Sasha Baron Cohen has long been a great character actor. Whether it’s his wacky characters from Da Ali G Show and the mockumentaries Borat and Bruno, or supporting turns in big-budget Hollywood product like Talladega Nights and Hugo, Cohen fully commits and makes us laugh while doing so. The Dictator, the latest film co-written and starring Cohen, doesn’t do much to change this perception. However, now that he’s an established presence on the big screen, Cohen’s shtick is starting to show signs of complacency and borderline lazy writing. Has someone found success in Hollywood and started settling for mediocrity? Go figure.
Dedicated to the late Kim Jong-il (a clever opening touch), The Dictator introduces Admiral General Aladeen (Cohen), the ruthless dictator of the (fictional) Republic of Wadiya. He plays video games like Wii Munich Olympics, and has people killed for making awkward small talk or building a missile with a rounded tip instead of a pointy one. (Pointy ones cause more destruction, he says.) He heads to America to address the United Nations on his possession of nuclear weapons, intending to stand firm on his totalitarian regime.
Instead, upon arriving to America, his right-hand man Tamir (Ben Kingsley) has him kidnapped and tortured by an agent (John C. Reilly, in a role so small it would’ve been better as a cameo instead of being highlighted in previews). The torture methods consist of cutting off Aladeen’s beard, which leaves him unrecognizable and powerless. In his absence, Aladeen’s double and Tamir set their sights on establishing a Wadiya democracy and world peace — and they’re the villains. What all this says about our society, I’d rather not speculate.
Though portraying a sadistic tyrant, Cohen is amazing at making his character likeable enough that the audience actually roots for him. Anna Faris has never really done it for me, but as an uber-stereotypical pacifist/feminist/environmentalist/vegan oddball love interest for Aladeen, she blends in quite well with Cohen and his circus of obscene gags. The Dictator is an outrageous comedy, and we only care so much about the fate of the couple, but their pairing works.
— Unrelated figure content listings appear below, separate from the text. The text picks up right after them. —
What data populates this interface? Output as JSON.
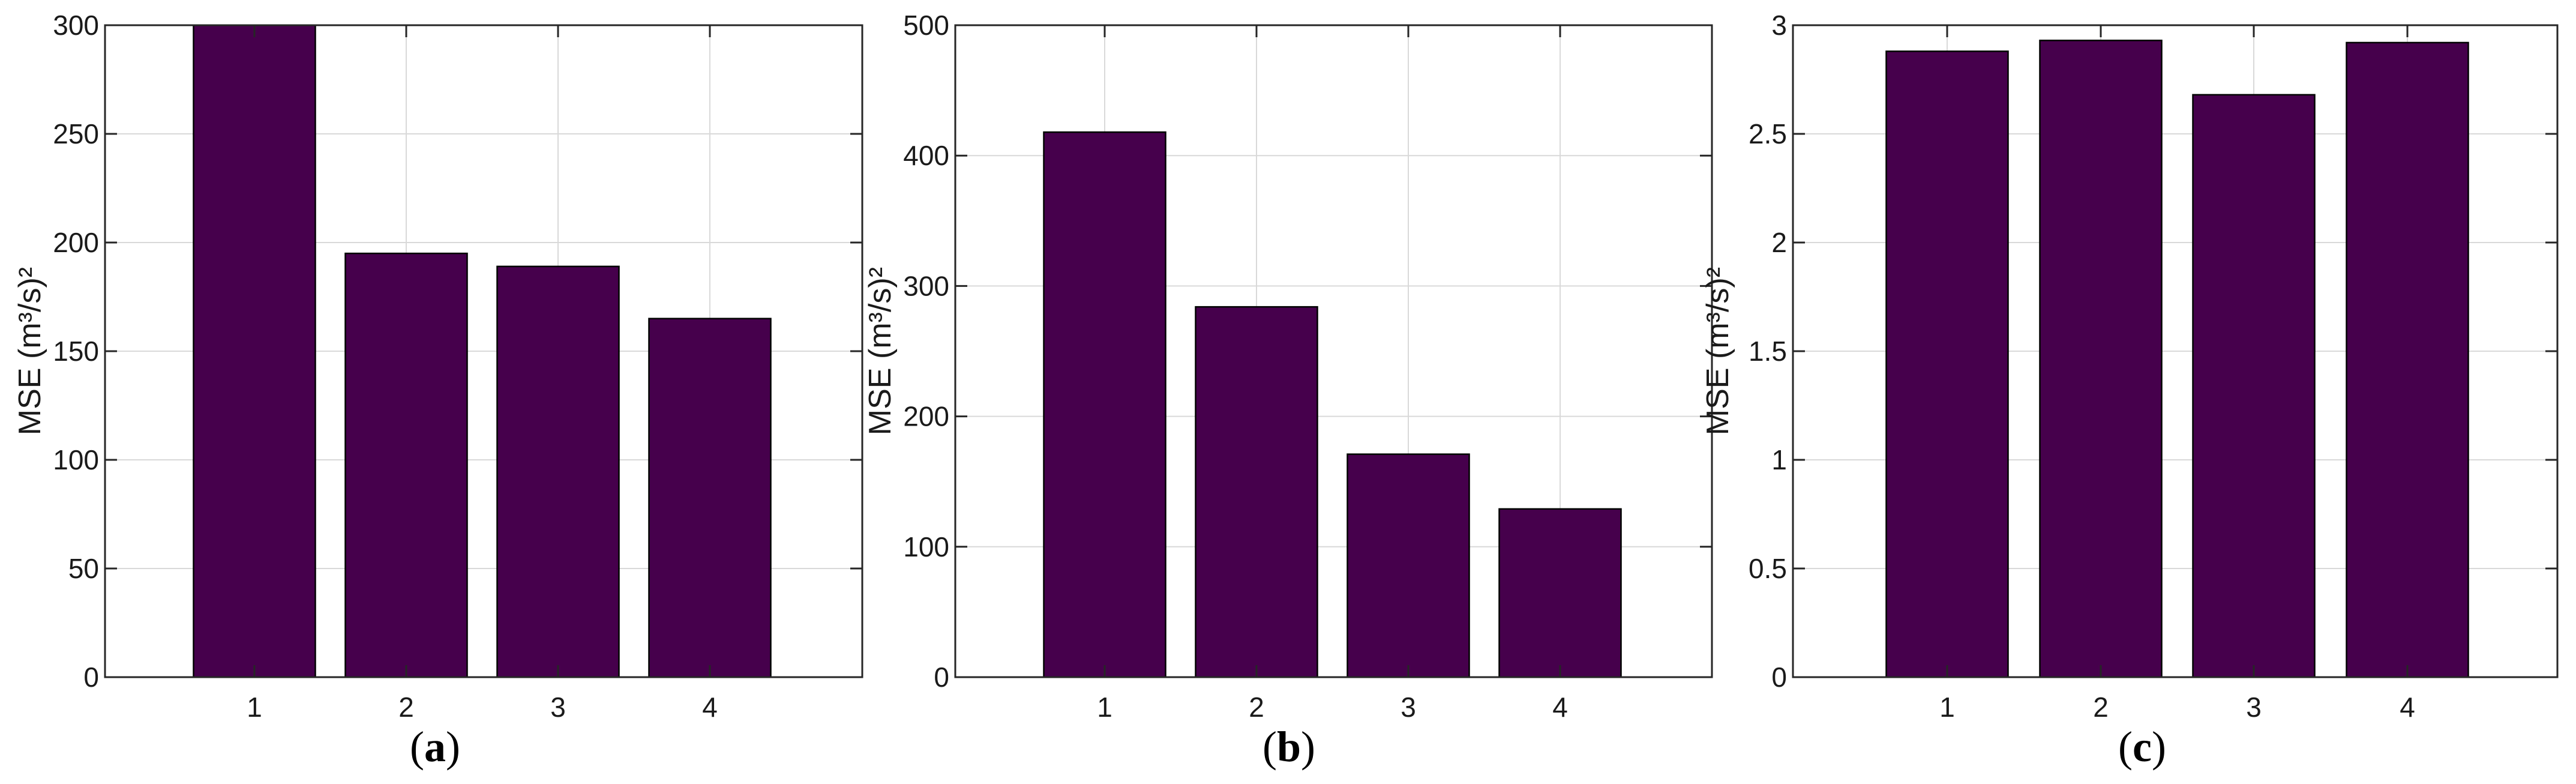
{
  "colors": {
    "bar": "#46004C"
  },
  "chart_data": [
    {
      "type": "bar",
      "panel_label": "a",
      "categories": [
        "1",
        "2",
        "3",
        "4"
      ],
      "values": [
        300,
        195,
        189,
        165
      ],
      "ylim": [
        0,
        300
      ],
      "yticks": [
        0,
        50,
        100,
        150,
        200,
        250,
        300
      ],
      "ylabel": "MSE (m³/s)²",
      "grid": true
    },
    {
      "type": "bar",
      "panel_label": "b",
      "categories": [
        "1",
        "2",
        "3",
        "4"
      ],
      "values": [
        418,
        284,
        171,
        129
      ],
      "ylim": [
        0,
        500
      ],
      "yticks": [
        0,
        100,
        200,
        300,
        400,
        500
      ],
      "ylabel": "MSE (m³/s)²",
      "grid": true
    },
    {
      "type": "bar",
      "panel_label": "c",
      "categories": [
        "1",
        "2",
        "3",
        "4"
      ],
      "values": [
        2.88,
        2.93,
        2.68,
        2.92
      ],
      "ylim": [
        0,
        3
      ],
      "yticks": [
        0,
        0.5,
        1,
        1.5,
        2,
        2.5,
        3
      ],
      "ylabel": "MSE (m³/s)²",
      "grid": true
    }
  ]
}
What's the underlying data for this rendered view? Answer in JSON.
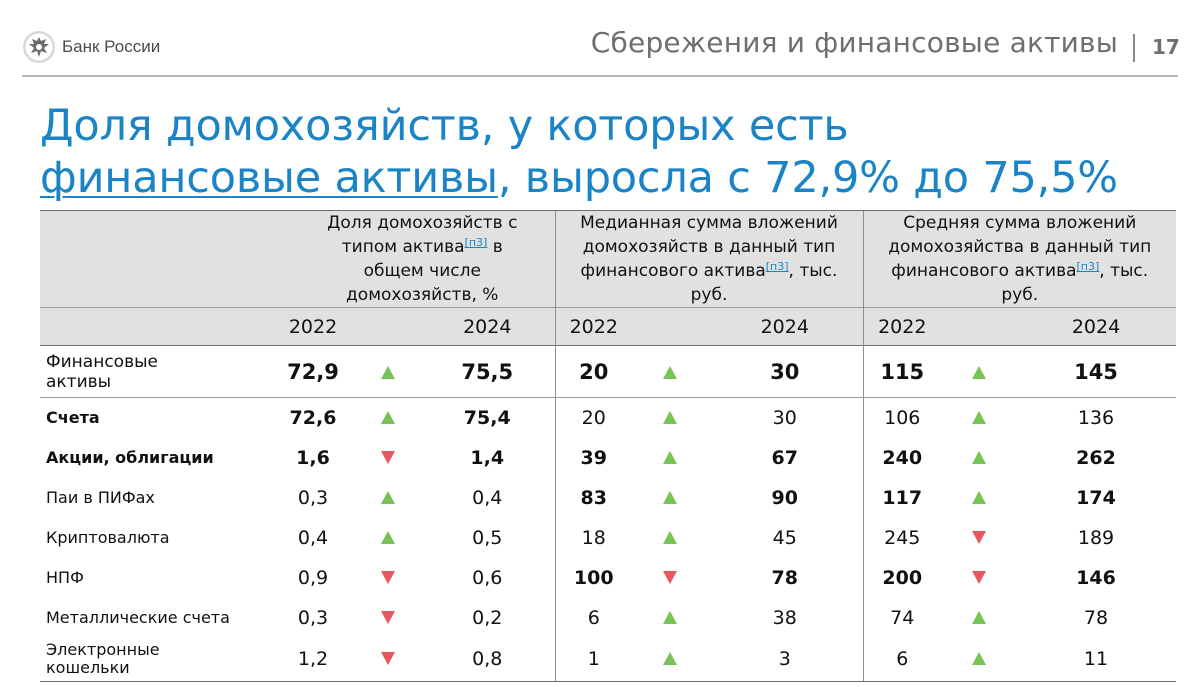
{
  "header": {
    "logo_text": "Банк России",
    "section_title": "Сбережения и финансовые активы",
    "page_number": "17"
  },
  "title": {
    "part1": "Доля домохозяйств, у которых есть",
    "link": "финансовые активы",
    "part2": ", выросла с 72,9% до 75,5%"
  },
  "table": {
    "col_headers": [
      {
        "pre": "Доля домохозяйств с типом актива",
        "ref": "[п3]",
        "post": " в общем числе домохозяйств, %"
      },
      {
        "pre": "Медианная сумма вложений домохозяйств  в данный тип финансового актива",
        "ref": "[п3]",
        "post": ", тыс. руб."
      },
      {
        "pre": "Средняя сумма вложений домохозяйства в данный тип финансового актива",
        "ref": "[п3]",
        "post": ", тыс. руб."
      }
    ],
    "years": [
      "2022",
      "2024",
      "2022",
      "2024",
      "2022",
      "2024"
    ],
    "rows": [
      {
        "label": "Финансовые активы",
        "label_bold": false,
        "total": true,
        "v": [
          "72,9",
          "75,5",
          "20",
          "30",
          "115",
          "145"
        ],
        "dir": [
          "up",
          "up",
          "up"
        ],
        "bold": [
          true,
          true,
          true
        ]
      },
      {
        "label": "Счета",
        "label_bold": true,
        "v": [
          "72,6",
          "75,4",
          "20",
          "30",
          "106",
          "136"
        ],
        "dir": [
          "up",
          "up",
          "up"
        ],
        "bold": [
          true,
          false,
          false
        ]
      },
      {
        "label": "Акции, облигации",
        "label_bold": true,
        "v": [
          "1,6",
          "1,4",
          "39",
          "67",
          "240",
          "262"
        ],
        "dir": [
          "down",
          "up",
          "up"
        ],
        "bold": [
          true,
          true,
          true
        ]
      },
      {
        "label": "Паи в ПИФах",
        "label_bold": false,
        "v": [
          "0,3",
          "0,4",
          "83",
          "90",
          "117",
          "174"
        ],
        "dir": [
          "up",
          "up",
          "up"
        ],
        "bold": [
          false,
          true,
          true
        ]
      },
      {
        "label": "Криптовалюта",
        "label_bold": false,
        "v": [
          "0,4",
          "0,5",
          "18",
          "45",
          "245",
          "189"
        ],
        "dir": [
          "up",
          "up",
          "down"
        ],
        "bold": [
          false,
          false,
          false
        ]
      },
      {
        "label": "НПФ",
        "label_bold": false,
        "v": [
          "0,9",
          "0,6",
          "100",
          "78",
          "200",
          "146"
        ],
        "dir": [
          "down",
          "down",
          "down"
        ],
        "bold": [
          false,
          true,
          true
        ]
      },
      {
        "label": "Металлические счета",
        "label_bold": false,
        "v": [
          "0,3",
          "0,2",
          "6",
          "38",
          "74",
          "78"
        ],
        "dir": [
          "down",
          "up",
          "up"
        ],
        "bold": [
          false,
          false,
          false
        ]
      },
      {
        "label": "Электронные кошельки",
        "label_bold": false,
        "v": [
          "1,2",
          "0,8",
          "1",
          "3",
          "6",
          "11"
        ],
        "dir": [
          "down",
          "up",
          "up"
        ],
        "bold": [
          false,
          false,
          false
        ]
      }
    ]
  },
  "colors": {
    "accent": "#1a84c7",
    "up": "#78c257",
    "down": "#e8575c",
    "header_bg": "#e1e1e1"
  }
}
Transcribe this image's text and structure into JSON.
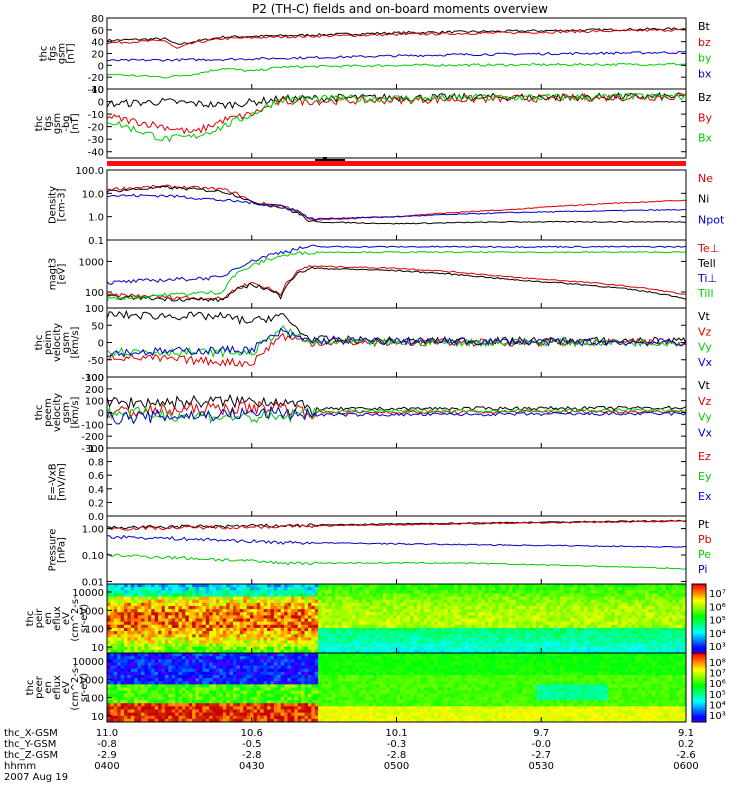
{
  "title": "P2 (TH-C) fields and on-board moments overview",
  "colors": {
    "black": "#000000",
    "red": "#dd0000",
    "green": "#00cc00",
    "blue": "#0000cc",
    "bar_red": "#ff1010"
  },
  "chart_data": [
    {
      "id": "fgs_mag",
      "type": "line",
      "ylabel": [
        "thc",
        "fgs",
        "gsm",
        "[nT]"
      ],
      "yticks": [
        "80",
        "60",
        "40",
        "20",
        "0",
        "-20",
        "-40"
      ],
      "ylim": [
        -40,
        80
      ],
      "series": [
        {
          "name": "Bt",
          "color": "black",
          "x": [
            0,
            0.1,
            0.12,
            0.15,
            0.2,
            0.3,
            0.5,
            1
          ],
          "values": [
            42,
            45,
            35,
            40,
            48,
            50,
            55,
            62
          ]
        },
        {
          "name": "bz",
          "color": "red",
          "x": [
            0,
            0.1,
            0.12,
            0.15,
            0.2,
            0.3,
            0.5,
            1
          ],
          "values": [
            38,
            42,
            28,
            38,
            45,
            48,
            52,
            60
          ]
        },
        {
          "name": "by",
          "color": "green",
          "x": [
            0,
            0.1,
            0.15,
            0.2,
            0.25,
            0.3,
            0.5,
            1
          ],
          "values": [
            -15,
            -20,
            -15,
            -5,
            -10,
            -3,
            0,
            2
          ]
        },
        {
          "name": "bx",
          "color": "blue",
          "x": [
            0,
            0.2,
            0.4,
            0.6,
            1
          ],
          "values": [
            8,
            10,
            14,
            18,
            22
          ]
        }
      ]
    },
    {
      "id": "fgs_mag_detrend",
      "type": "line",
      "ylabel": [
        "thc",
        "fgs",
        "gsm",
        "-bg",
        "[nT]"
      ],
      "yticks": [
        "10",
        "0",
        "-10",
        "-20",
        "-30",
        "-40"
      ],
      "ylim": [
        -45,
        10
      ],
      "series": [
        {
          "name": "Bz",
          "color": "black",
          "x": [
            0,
            0.1,
            0.2,
            0.3,
            0.4,
            1
          ],
          "values": [
            -2,
            0,
            -3,
            2,
            3,
            4
          ]
        },
        {
          "name": "By",
          "color": "red",
          "x": [
            0,
            0.1,
            0.15,
            0.2,
            0.25,
            0.3,
            1
          ],
          "values": [
            -12,
            -20,
            -25,
            -15,
            -10,
            0,
            4
          ]
        },
        {
          "name": "Bx",
          "color": "green",
          "x": [
            0,
            0.1,
            0.15,
            0.2,
            0.25,
            0.3,
            1
          ],
          "values": [
            -15,
            -30,
            -28,
            -20,
            -10,
            2,
            4
          ]
        }
      ]
    },
    {
      "id": "mode_bar",
      "type": "bar",
      "label": "",
      "values": [
        1
      ]
    },
    {
      "id": "density",
      "type": "line",
      "yscale": "log",
      "ylabel": [
        "Density",
        "[cm-3]"
      ],
      "yticks": [
        "100.0",
        "10.0",
        "1.0",
        "0.1"
      ],
      "ylim": [
        0.1,
        100
      ],
      "series": [
        {
          "name": "Ne",
          "color": "red",
          "x": [
            0,
            0.1,
            0.2,
            0.25,
            0.3,
            0.35,
            0.5,
            0.7,
            1
          ],
          "values": [
            15,
            20,
            15,
            4,
            3,
            0.7,
            1,
            2,
            5
          ]
        },
        {
          "name": "Ni",
          "color": "black",
          "x": [
            0,
            0.1,
            0.2,
            0.25,
            0.3,
            0.35,
            0.5,
            0.7,
            1
          ],
          "values": [
            12,
            18,
            12,
            4,
            2.5,
            0.6,
            0.5,
            0.6,
            0.6
          ]
        },
        {
          "name": "Npot",
          "color": "blue",
          "x": [
            0,
            0.1,
            0.2,
            0.3,
            0.35,
            0.5,
            0.7,
            1
          ],
          "values": [
            8,
            8,
            5,
            3,
            0.8,
            1,
            1.5,
            2
          ]
        }
      ]
    },
    {
      "id": "temperature",
      "type": "line",
      "yscale": "log",
      "ylabel": [
        "magt3",
        "[eV]"
      ],
      "yticks": [
        "1000",
        "100"
      ],
      "ylim": [
        30,
        5000
      ],
      "series": [
        {
          "name": "Te⊥",
          "color": "red",
          "x": [
            0,
            0.1,
            0.2,
            0.25,
            0.3,
            0.35,
            0.5,
            0.7,
            1
          ],
          "values": [
            80,
            70,
            60,
            200,
            80,
            700,
            600,
            300,
            80
          ]
        },
        {
          "name": "Tell",
          "color": "black",
          "x": [
            0,
            0.1,
            0.2,
            0.25,
            0.3,
            0.35,
            0.5,
            0.7,
            1
          ],
          "values": [
            70,
            60,
            55,
            180,
            70,
            600,
            500,
            250,
            60
          ]
        },
        {
          "name": "Ti⊥",
          "color": "blue",
          "x": [
            0,
            0.1,
            0.2,
            0.25,
            0.3,
            0.35,
            1
          ],
          "values": [
            200,
            250,
            300,
            1000,
            2000,
            3000,
            3000
          ]
        },
        {
          "name": "Till",
          "color": "green",
          "x": [
            0,
            0.1,
            0.2,
            0.25,
            0.3,
            0.35,
            1
          ],
          "values": [
            60,
            80,
            100,
            700,
            1500,
            2000,
            2000
          ]
        }
      ]
    },
    {
      "id": "peim_velocity",
      "type": "line",
      "ylabel": [
        "thc",
        "peim",
        "velocity",
        "gsm",
        "[km/s]"
      ],
      "yticks": [
        "100",
        "50",
        "0",
        "-50",
        "-100"
      ],
      "ylim": [
        -100,
        100
      ],
      "series": [
        {
          "name": "Vt",
          "color": "black",
          "x": [
            0,
            0.2,
            0.25,
            0.3,
            0.35,
            0.5,
            1
          ],
          "values": [
            80,
            75,
            60,
            80,
            10,
            5,
            5
          ]
        },
        {
          "name": "Vz",
          "color": "red",
          "x": [
            0,
            0.25,
            0.3,
            0.35,
            1
          ],
          "values": [
            -40,
            -60,
            20,
            0,
            0
          ]
        },
        {
          "name": "Vy",
          "color": "green",
          "x": [
            0,
            0.25,
            0.3,
            0.35,
            1
          ],
          "values": [
            -25,
            -30,
            40,
            0,
            0
          ]
        },
        {
          "name": "Vx",
          "color": "blue",
          "x": [
            0,
            0.25,
            0.3,
            0.35,
            1
          ],
          "values": [
            -30,
            -20,
            30,
            5,
            0
          ]
        }
      ]
    },
    {
      "id": "peem_velocity",
      "type": "line",
      "ylabel": [
        "thc",
        "peem",
        "velocity",
        "gsm",
        "[km/s]"
      ],
      "yticks": [
        "300",
        "200",
        "100",
        "0",
        "-100",
        "-200",
        "-300"
      ],
      "ylim": [
        -300,
        300
      ],
      "series": [
        {
          "name": "Vt",
          "color": "black",
          "x": [
            0,
            0.3,
            0.35,
            1
          ],
          "values": [
            80,
            100,
            30,
            40
          ]
        },
        {
          "name": "Vz",
          "color": "red",
          "x": [
            0,
            0.3,
            0.35,
            1
          ],
          "values": [
            0,
            50,
            0,
            10
          ]
        },
        {
          "name": "Vy",
          "color": "green",
          "x": [
            0,
            0.3,
            0.35,
            1
          ],
          "values": [
            0,
            -50,
            10,
            20
          ]
        },
        {
          "name": "Vx",
          "color": "blue",
          "x": [
            0,
            0.3,
            0.35,
            1
          ],
          "values": [
            -50,
            0,
            -20,
            -10
          ]
        }
      ]
    },
    {
      "id": "efield",
      "type": "line",
      "ylabel": [
        "E=-VxB",
        "[mV/m]"
      ],
      "yticks": [
        "1.0",
        "0.8",
        "0.6",
        "0.4",
        "0.2",
        "0.0"
      ],
      "ylim": [
        0,
        1
      ],
      "series": [
        {
          "name": "Ez",
          "color": "red",
          "x": [],
          "values": []
        },
        {
          "name": "Ey",
          "color": "green",
          "x": [],
          "values": []
        },
        {
          "name": "Ex",
          "color": "blue",
          "x": [],
          "values": []
        }
      ]
    },
    {
      "id": "pressure",
      "type": "line",
      "yscale": "log",
      "ylabel": [
        "Pressure",
        "[nPa]"
      ],
      "yticks": [
        "1.00",
        "0.10",
        "0.01"
      ],
      "ylim": [
        0.008,
        3
      ],
      "series": [
        {
          "name": "Pt",
          "color": "black",
          "x": [
            0,
            0.3,
            1
          ],
          "values": [
            1.1,
            1.3,
            2
          ]
        },
        {
          "name": "Pb",
          "color": "red",
          "x": [
            0,
            0.3,
            1
          ],
          "values": [
            1,
            1.2,
            1.9
          ]
        },
        {
          "name": "Pe",
          "color": "green",
          "x": [
            0,
            0.3,
            0.6,
            1
          ],
          "values": [
            0.1,
            0.05,
            0.05,
            0.03
          ]
        },
        {
          "name": "Pi",
          "color": "blue",
          "x": [
            0,
            0.3,
            0.6,
            1
          ],
          "values": [
            0.5,
            0.3,
            0.25,
            0.2
          ]
        }
      ]
    },
    {
      "id": "peir_eflux",
      "type": "heatmap",
      "ylabel": [
        "thc",
        "peir",
        "en",
        "eflux",
        "eV",
        "(cm^2-s-",
        "sr-eV)"
      ],
      "yticks": [
        "10000",
        "1000",
        "100",
        "10"
      ],
      "colorbar_ticks": [
        "10⁷",
        "10⁶",
        "10⁵",
        "10⁴",
        "10³"
      ],
      "colorbar_range": [
        1000,
        10000000
      ]
    },
    {
      "id": "peer_eflux",
      "type": "heatmap",
      "ylabel": [
        "thc",
        "peer",
        "en",
        "eflux",
        "eV",
        "(cm^2-s-",
        "sr-eV)"
      ],
      "yticks": [
        "10000",
        "1000",
        "100",
        "10"
      ],
      "colorbar_ticks": [
        "10⁸",
        "10⁷",
        "10⁶",
        "10⁵",
        "10⁴",
        "10³"
      ],
      "colorbar_range": [
        1000,
        100000000
      ]
    }
  ],
  "x_axis": {
    "rows": [
      {
        "label": "thc_X-GSM",
        "values": [
          "11.0",
          "10.6",
          "10.1",
          "9.7",
          "9.1"
        ]
      },
      {
        "label": "thc_Y-GSM",
        "values": [
          "-0.8",
          "-0.5",
          "-0.3",
          "-0.0",
          "0.2"
        ]
      },
      {
        "label": "thc_Z-GSM",
        "values": [
          "-2.9",
          "-2.8",
          "-2.8",
          "-2.7",
          "-2.6"
        ]
      },
      {
        "label": "hhmm",
        "values": [
          "0400",
          "0430",
          "0500",
          "0530",
          "0600"
        ]
      }
    ],
    "date": "2007 Aug 19"
  }
}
The Dictator is hit or miss in the laugh department. When you pack a movie with non-stop punch lines from start to finish, half of them falling flat may not be too noticeable. But when a theater is silent after a bin Laden joke, you’ve gone wrong somewhere (and it’s not as if it’s too soon for a bin Laden joke — was it ever?) The Dictator does have several moments of hilarity — whether they be outrageous, childish or genuine — but too many lines feel more like Cohen carelessly trying out dialogue instead of delivering something conceived to be comical and relevant. These jokes just seem too easy. I must also add that a potentially hilarious cameo from one of my favorite actors (and probably one of yours, too) is squandered because he’s placed in a scene with Bobby Lee, an actor who was fine on MADtv, but should not have been given a big role in major motion picture.
The bottom line is that Cohen is still funnier than most everyone on earth. That said, I’ll hold off on comparing The Dictator to his previous work, because that’d only serve to illustrate the drop off in comedic value on display here.